Simple Pleasures

Little Oakey

My grandfather, Michael John Pope, was a pioneer farmer in outback New South Wales, Australia. He built his small, four-room home, Little Oakey, from the creek-stones of the area. Behind the house was a wattle and daub (clay) kitchen and cellar. In that little home, with his wife Mary Jane, he raised five children in, what would be considered by today’s standards, primitive isolation.

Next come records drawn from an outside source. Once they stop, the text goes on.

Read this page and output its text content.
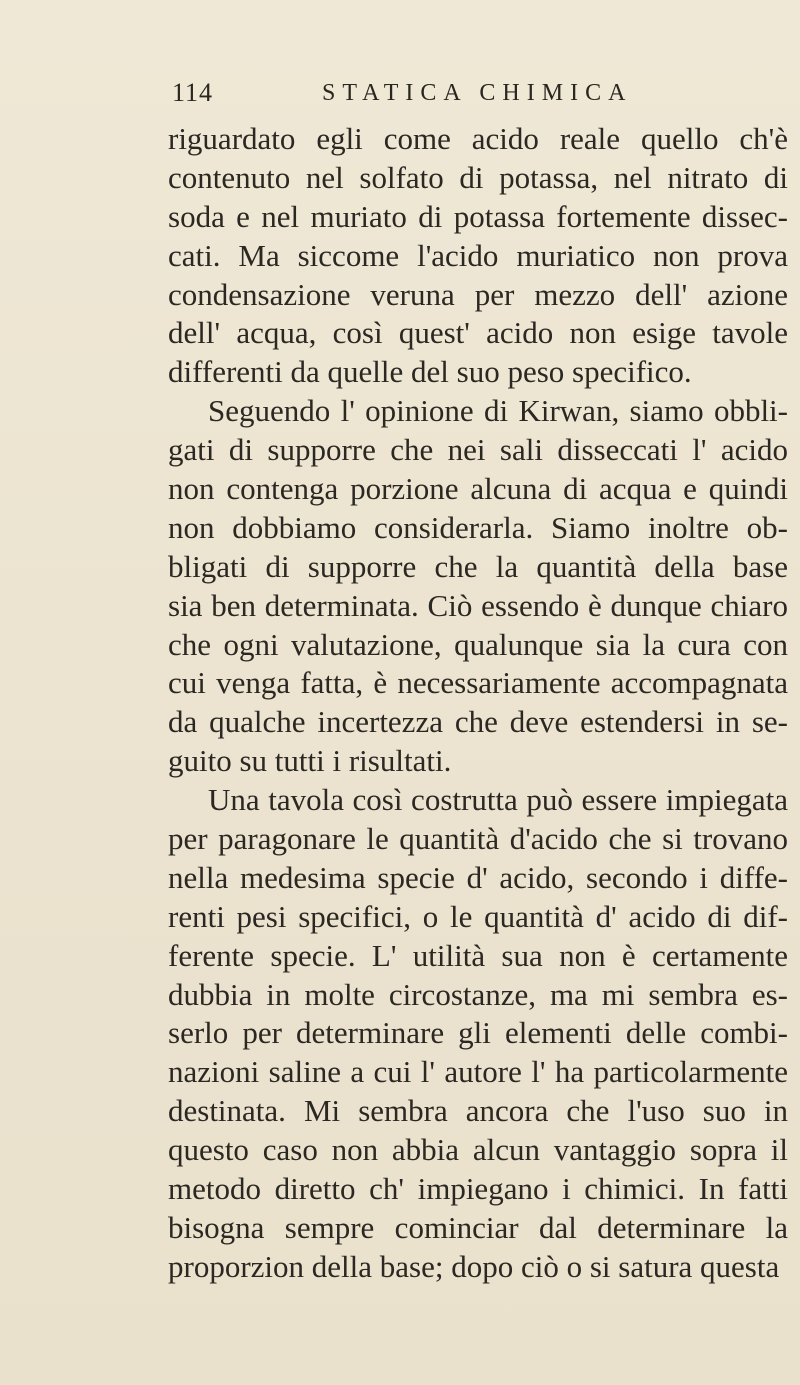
114	STATICA CHIMICA
riguardato egli come acido reale quello ch'è
contenuto nel solfato di potassa, nel nitrato di
soda e nel muriato di potassa fortemente dissec-
cati. Ma siccome l'acido muriatico non prova
condensazione veruna per mezzo dell' azione
dell' acqua, così quest' acido non esige tavole
differenti da quelle del suo peso specifico.
Seguendo l' opinione di Kirwan, siamo obbli-
gati di supporre che nei sali disseccati l' acido
non contenga porzione alcuna di acqua e quindi
non dobbiamo considerarla. Siamo inoltre ob-
bligati di supporre che la quantità della base
sia ben determinata. Ciò essendo è dunque chiaro
che ogni valutazione, qualunque sia la cura con
cui venga fatta, è necessariamente accompagnata
da qualche incertezza che deve estendersi in se-
guito su tutti i risultati.
Una tavola così costrutta può essere impiegata
per paragonare le quantità d'acido che si trovano
nella medesima specie d' acido, secondo i diffe-
renti pesi specifici, o le quantità d' acido di dif-
ferente specie. L' utilità sua non è certamente
dubbia in molte circostanze, ma mi sembra es-
serlo per determinare gli elementi delle combi-
nazioni saline a cui l' autore l' ha particolarmente
destinata. Mi sembra ancora che l'uso suo in
questo caso non abbia alcun vantaggio sopra il
metodo diretto ch' impiegano i chimici. In fatti
bisogna sempre cominciar dal determinare la
proporzion della base; dopo ciò o si satura questa
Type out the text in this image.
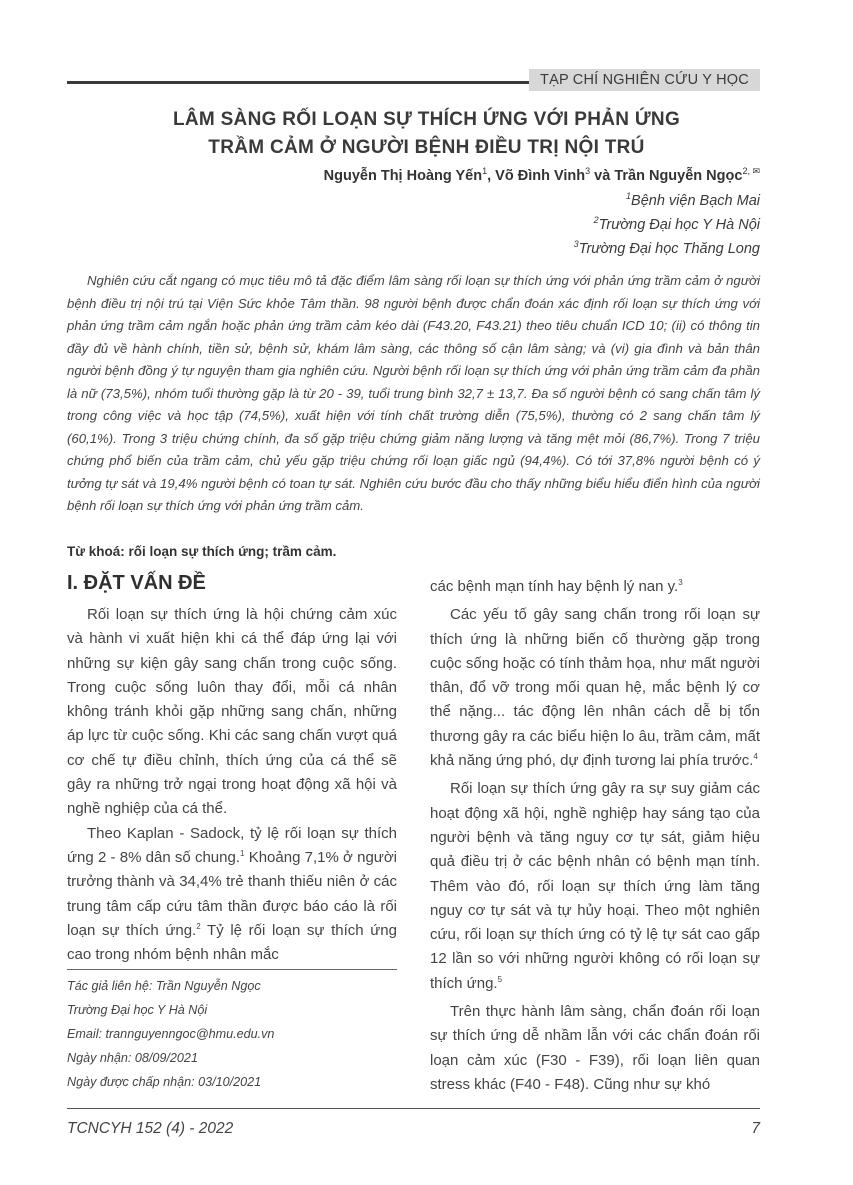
TẠP CHÍ NGHIÊN CỨU Y HỌC
LÂM SÀNG RỐI LOẠN SỰ THÍCH ỨNG VỚI PHẢN ỨNG
TRẦM CẢM Ở NGƯỜI BỆNH ĐIỀU TRỊ NỘI TRÚ
Nguyễn Thị Hoàng Yến$^1$, Võ Đình Vinh$^3$ và Trần Nguyễn Ngọc$^{2, ✉}$
$^1$Bệnh viện Bạch Mai
$^2$Trường Đại học Y Hà Nội
$^3$Trường Đại học Thăng Long

Nghiên cứu cắt ngang có mục tiêu mô tả đặc điểm lâm sàng rối loạn sự thích ứng với phản ứng trầm cảm ở người bệnh điều trị nội trú tại Viện Sức khỏe Tâm thần. 98 người bệnh được chẩn đoán xác định rối loạn sự thích ứng với phản ứng trầm cảm ngắn hoặc phản ứng trầm cảm kéo dài (F43.20, F43.21) theo tiêu chuẩn ICD 10; (ii) có thông tin đầy đủ về hành chính, tiền sử, bệnh sử, khám lâm sàng, các thông số cận lâm sàng; và (vi) gia đình và bản thân người bệnh đồng ý tự nguyện tham gia nghiên cứu. Người bệnh rối loạn sự thích ứng với phản ứng trầm cảm đa phần là nữ (73,5%), nhóm tuổi thường gặp là từ 20 - 39, tuổi trung bình 32,7 ± 13,7. Đa số người bệnh có sang chấn tâm lý trong công việc và học tập (74,5%), xuất hiện với tính chất trường diễn (75,5%), thường có 2 sang chấn tâm lý (60,1%). Trong 3 triệu chứng chính, đa số gặp triệu chứng giảm năng lượng và tăng mệt mỏi (86,7%). Trong 7 triệu chứng phổ biến của trầm cảm, chủ yếu gặp triệu chứng rối loạn giấc ngủ (94,4%). Có tới 37,8% người bệnh có ý tưởng tự sát và 19,4% người bệnh có toan tự sát. Nghiên cứu bước đầu cho thấy những biểu hiểu điển hình của người bệnh rối loạn sự thích ứng với phản ứng trầm cảm.

Từ khoá: rối loạn sự thích ứng; trầm cảm.
I. ĐẶT VẤN ĐỀ

Rối loạn sự thích ứng là hội chứng cảm xúc và hành vi xuất hiện khi cá thể đáp ứng lại với những sự kiện gây sang chấn trong cuộc sống. Trong cuộc sống luôn thay đổi, mỗi cá nhân không tránh khỏi gặp những sang chấn, những áp lực từ cuộc sống. Khi các sang chấn vượt quá cơ chế tự điều chỉnh, thích ứng của cá thể sẽ gây ra những trở ngại trong hoạt động xã hội và nghề nghiệp của cá thể.

Theo Kaplan - Sadock, tỷ lệ rối loạn sự thích ứng 2 - 8% dân số chung.$^1$ Khoảng 7,1% ở người trưởng thành và 34,4% trẻ thanh thiếu niên ở các trung tâm cấp cứu tâm thần được báo cáo là rối loạn sự thích ứng.$^2$ Tỷ lệ rối loạn sự thích ứng cao trong nhóm bệnh nhân mắc

các bệnh mạn tính hay bệnh lý nan y.$^3$

Các yếu tố gây sang chấn trong rối loạn sự thích ứng là những biến cố thường gặp trong cuộc sống hoặc có tính thảm họa, như mất người thân, đổ vỡ trong mối quan hệ, mắc bệnh lý cơ thể nặng... tác động lên nhân cách dễ bị tổn thương gây ra các biểu hiện lo âu, trầm cảm, mất khả năng ứng phó, dự định tương lai phía trước.$^4$

Rối loạn sự thích ứng gây ra sự suy giảm các hoạt động xã hội, nghề nghiệp hay sáng tạo của người bệnh và tăng nguy cơ tự sát, giảm hiệu quả điều trị ở các bệnh nhân có bệnh mạn tính. Thêm vào đó, rối loạn sự thích ứng làm tăng nguy cơ tự sát và tự hủy hoại. Theo một nghiên cứu, rối loạn sự thích ứng có tỷ lệ tự sát cao gấp 12 lần so với những người không có rối loạn sự thích ứng.$^5$

Trên thực hành lâm sàng, chẩn đoán rối loạn sự thích ứng dễ nhầm lẫn với các chẩn đoán rối loạn cảm xúc (F30 - F39), rối loạn liên quan stress khác (F40 - F48). Cũng như sự khó

Tác giả liên hệ: Trần Nguyễn Ngọc
Trường Đại học Y Hà Nội
Email: trannguyenngoc@hmu.edu.vn
Ngày nhận: 08/09/2021
Ngày được chấp nhận: 03/10/2021
TCNCYH 152 (4) - 2022	7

Grandfather worked his sheep grazing property from dawn to dusk, as is the way with farmers. His son, also a farmer, was given two Italian prisoners-of-war, Giacomo and Lorenzo, to help with the workload during World War II. The Italians would have been not much more than boys, perhaps twenty or so. The family treated them with care and respect and became very fond of them, much to the disapproval of some local families. They slept in the stables but, remember, the main house was tiny and wouldn’t have had a whole lot more comfort than the stables. Anyway, a safe stables was far superior to a life-and-death war-field. When winter came, they were both knitted a jumper which they wore every year until the end of the war. 

Sometimes, the two “prisoners” were sent off with guns and children in tow to catch rabbits for the day. Hardly war-time behaviour with the prisoners in charge of the weapons and with care of the children! The family kept in contact with the Italian men and visited them, many years later, on a once-in-a-lifetime European trip. Our spiritual heritage is brothers with linked arms, not brothers in armament.

Such was life in the outback. It was and, essentially, still is harsh, relentless, and intensely beautiful. It becomes part of the soul and is embedded into one’s psyche as primal home.